Let’s play the word games Dmitri Borgmann got a passing mention in last week’s vocab as a pioneer in logology, his own creation that refers to recreational linguistics. At the behest of his polymath friend Martin Gardner, Borgmann created a regular journal devoted to words and word puzzles called Word Ways, which survives to this day.
Long before Scrabble enthusiasts and experts began compiling word lists he’d already published an article on that premium bonusfetching entity – the seven-letter word (in Scrabble if you empty your rack of all its seven tiles in a single move you net a 50-point bonus in addition to the word score).
A seven-letter word also affords a player to jettison a surplus of vowels or consonants, which begs the question: is there a seven-letter word comprised only of vowels that’s allowed in the game? Scrabble fiends will tell you that there is, and it’s oioueae (I didn’t make that up, that’s from the Music Lovers’ Encyclopedia). There’s also Uoiauai (a language spoken in Pará State, Brazil), which suffers from being a proper noun.
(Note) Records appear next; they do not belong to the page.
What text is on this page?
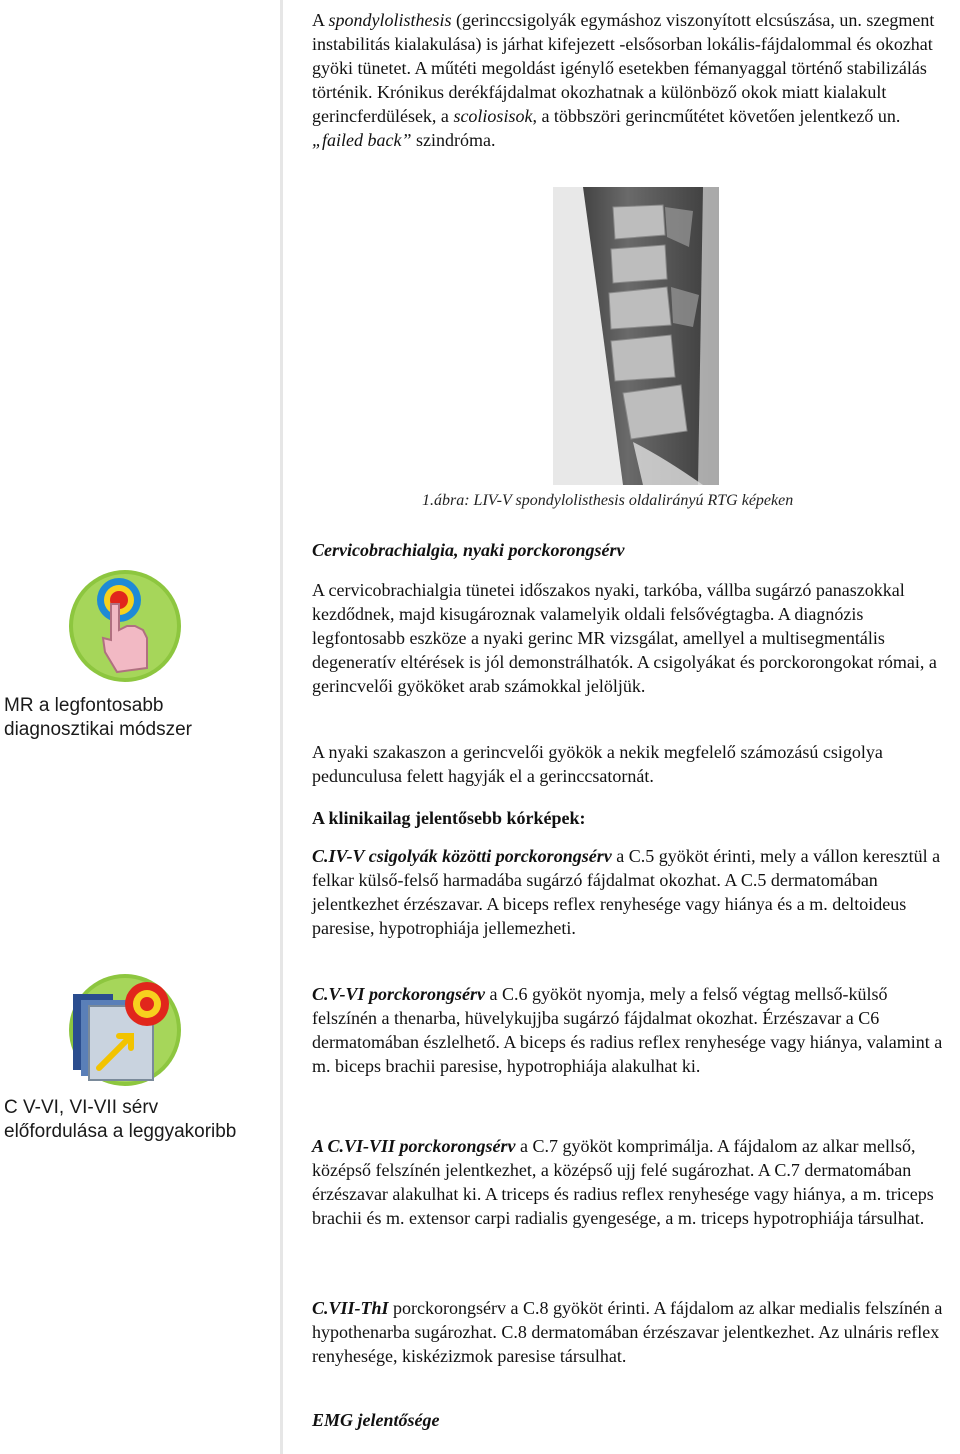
A spondylolisthesis (gerinccsigolyák egymáshoz viszonyított elcsúszása, un. szegment instabilitás kialakulása) is járhat kifejezett -elsősorban lokális-fájdalommal és okozhat gyöki tünetet. A műtéti megoldást igénylő esetekben fémanyaggal történő stabilizálás történik. Krónikus derékfájdalmat okozhatnak a különböző okok miatt kialakult gerincferdülések, a scoliosisok, a többszöri gerincműtétet követően jelentkező un. „failed back” szindróma.

1.ábra: LIV-V spondylolisthesis oldalirányú RTG képeken
Cervicobrachialgia, nyaki porckorongsérv
MR a legfontosabb diagnosztikai módszer

A cervicobrachialgia tünetei időszakos nyaki, tarkóba, vállba sugárzó panaszokkal kezdődnek, majd kisugároznak valamelyik oldali felsővégtagba. A diagnózis legfontosabb eszköze a nyaki gerinc MR vizsgálat, amellyel a multisegmentális degeneratív eltérések is jól demonstrálhatók. A csigolyákat és porckorongokat római, a gerincvelői gyököket arab számokkal jelöljük.

A nyaki szakaszon a gerincvelői gyökök a nekik megfelelő számozású csigolya pedunculusa felett hagyják el a gerinccsatornát.

A klinikailag jelentősebb kórképek:

C.IV-V csigolyák közötti porckorongsérv a C.5 gyököt érinti, mely a vállon keresztül a felkar külső-felső harmadába sugárzó fájdalmat okozhat. A C.5 dermatomában jelentkezhet érzészavar. A biceps reflex renyhesége vagy hiánya és a m. deltoideus paresise, hypotrophiája jellemezheti.

C.V-VI porckorongsérv a C.6 gyököt nyomja, mely a felső végtag mellső-külső felszínén a thenarba, hüvelykujjba sugárzó fájdalmat okozhat. Érzészavar a C6 dermatomában észlelhető. A biceps és radius reflex renyhesége vagy hiánya, valamint a m. biceps brachii paresise, hypotrophiája alakulhat ki.

A C.VI-VII porckorongsérv a C.7 gyököt komprimálja. A fájdalom az alkar mellső, középső felszínén jelentkezhet, a középső ujj felé sugározhat. A C.7 dermatomában érzészavar alakulhat ki. A triceps és radius reflex renyhesége vagy hiánya, a m. triceps brachii és m. extensor carpi radialis gyengesége, a m. triceps hypotrophiája társulhat.

C.VII-ThI porckorongsérv a C.8 gyököt érinti. A fájdalom az alkar medialis felszínén a hypothenarba sugározhat. C.8 dermatomában érzészavar jelentkezhet. Az ulnáris reflex renyhesége, kiskézizmok paresise társulhat.

C V-VI, VI-VII sérv előfordulása a leggyakoribb
EMG jelentősége
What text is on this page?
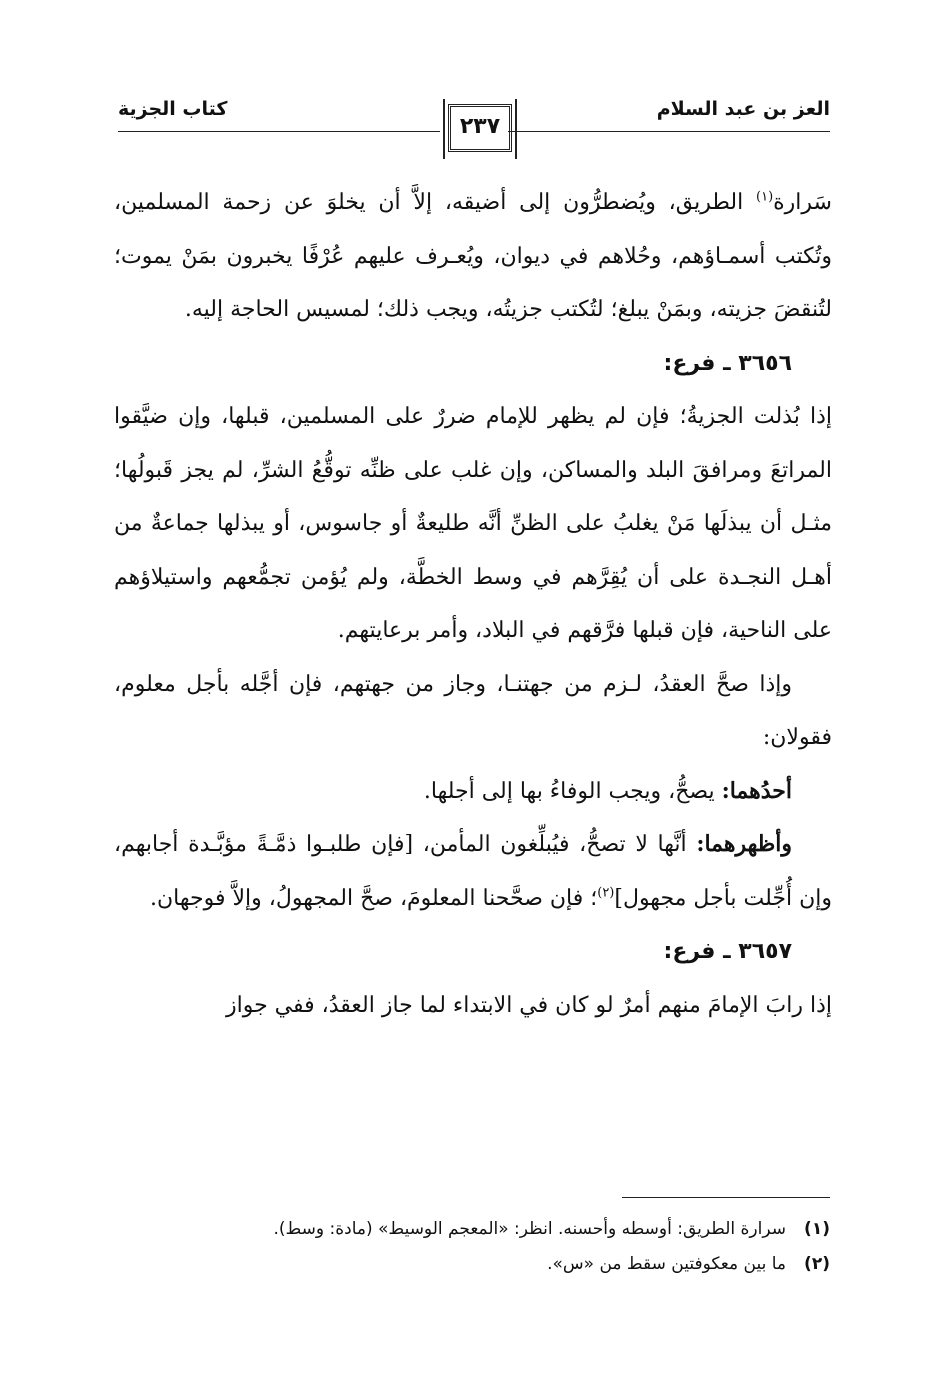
العز بن عبد السلام
كتاب الجزية
٢٣٧

سَرارة$^{(١)}$ الطريق، ويُضطرُّون إلى أضيقه، إلاَّ أن يخلوَ عن زحمة المسلمين، وتُكتب أسمـاؤهم، وحُلاهم في ديوان، ويُعـرف عليهم عُرْفًا يخبرون بمَنْ يموت؛ لتُنقضَ جزيته، وبمَنْ يبلغ؛ لتُكتب جزيتُه، ويجب ذلك؛ لمسيس الحاجة إليه.

٣٦٥٦ ـ فرع:

إذا بُذلت الجزيةُ؛ فإن لم يظهر للإمام ضررٌ على المسلمين، قبلها، وإن ضيَّقوا المراتعَ ومرافقَ البلد والمساكن، وإن غلب على ظنِّه توقُّعُ الشرِّ، لم يجز قَبولُها؛ مثـل أن يبذلَها مَنْ يغلبُ على الظنِّ أنَّه طليعةٌ أو جاسوس، أو يبذلها جماعةٌ من أهـل النجـدة على أن يُقِرَّهم في وسط الخطَّة، ولم يُؤمن تجمُّعهم واستيلاؤهم على الناحية، فإن قبلها فرَّقهم في البلاد، وأمر برعايتهم.

وإذا صحَّ العقدُ، لـزم من جهتنـا، وجاز من جهتهم، فإن أجَّله بأجل معلوم، فقولان:

أحدُهما: يصحُّ، ويجب الوفاءُ بها إلى أجلها.

وأظهرهما: أنَّها لا تصحُّ، فيُبلِّغون المأمن، [فإن طلبـوا ذمَّـةً مؤبَّـدة أجابهم، وإن أُجِّلت بأجل مجهول]$^{(٢)}$؛ فإن صحَّحنا المعلومَ، صحَّ المجهولُ، وإلاَّ فوجهان.

٣٦٥٧ ـ فرع:

إذا رابَ الإمامَ منهم أمرٌ لو كان في الابتداء لما جاز العقدُ، ففي جواز

(١)سرارة الطريق: أوسطه وأحسنه. انظر: «المعجم الوسيط» (مادة: وسط).
(٢)ما بين معكوفتين سقط من «س».
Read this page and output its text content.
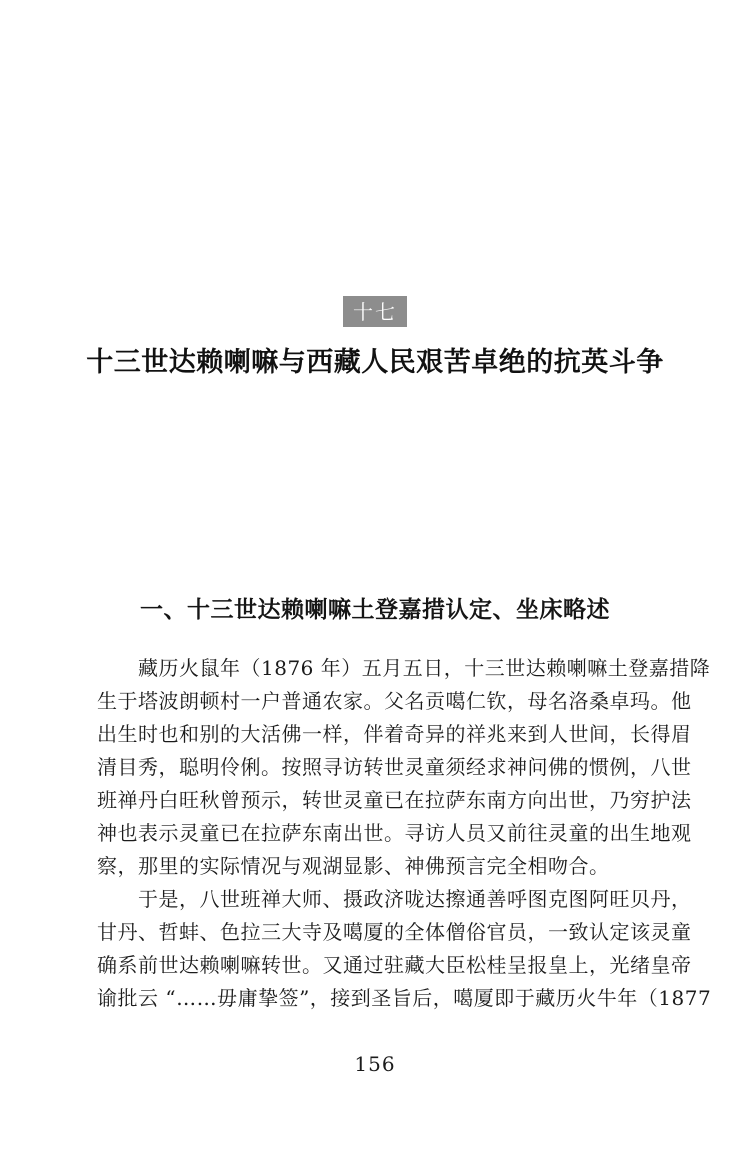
十七
十三世达赖喇嘛与西藏人民艰苦卓绝的抗英斗争
一、十三世达赖喇嘛土登嘉措认定、坐床略述
藏历火鼠年（1876 年）五月五日，十三世达赖喇嘛土登嘉措降
生于塔波朗顿村一户普通农家。父名贡噶仁钦，母名洛桑卓玛。他
出生时也和别的大活佛一样，伴着奇异的祥兆来到人世间，长得眉
清目秀，聪明伶俐。按照寻访转世灵童须经求神问佛的惯例，八世
班禅丹白旺秋曾预示，转世灵童已在拉萨东南方向出世，乃穷护法
神也表示灵童已在拉萨东南出世。寻访人员又前往灵童的出生地观
察，那里的实际情况与观湖显影、神佛预言完全相吻合。
于是，八世班禅大师、摄政济咙达擦通善呼图克图阿旺贝丹，
甘丹、哲蚌、色拉三大寺及噶厦的全体僧俗官员，一致认定该灵童
确系前世达赖喇嘛转世。又通过驻藏大臣松桂呈报皇上，光绪皇帝
谕批云 “……毋庸挚签”，接到圣旨后，噶厦即于藏历火牛年（1877
156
What about all-consonant words? Sadly, there are none of seven letters. In fact you’d be hard-pressed to find one even of four letters (the longest ‘legal’ one being nth). Just for the record, however, there is a seven-letter proper noun: comic strip character Joe Btfsplk in satirical American newspaper comic Li’l Abner.
Just as difficult is the search for seven-letter words with only one or two vowels, the remaining six or more positions being occupied by consonants. Mathematically, the one or two vowels can occupy 28 different positions or combinations of positions, and no one has ever succeeded in putting together a list of 28 English words illustrative of all 28 cases. The present record holder is strengths, with archspy, breadths and thrifty occupying positions of honour.
On the other hand, a word like sequoia (meaning a type of tree) is vowel-rich, and its plural sequoias has always left logologists frustrated; why couldn’t they have ended it with an “e” instead of an “s”? That would have allowed it to bloom into a rare and unique species – a word that has all five vowels running consecutively.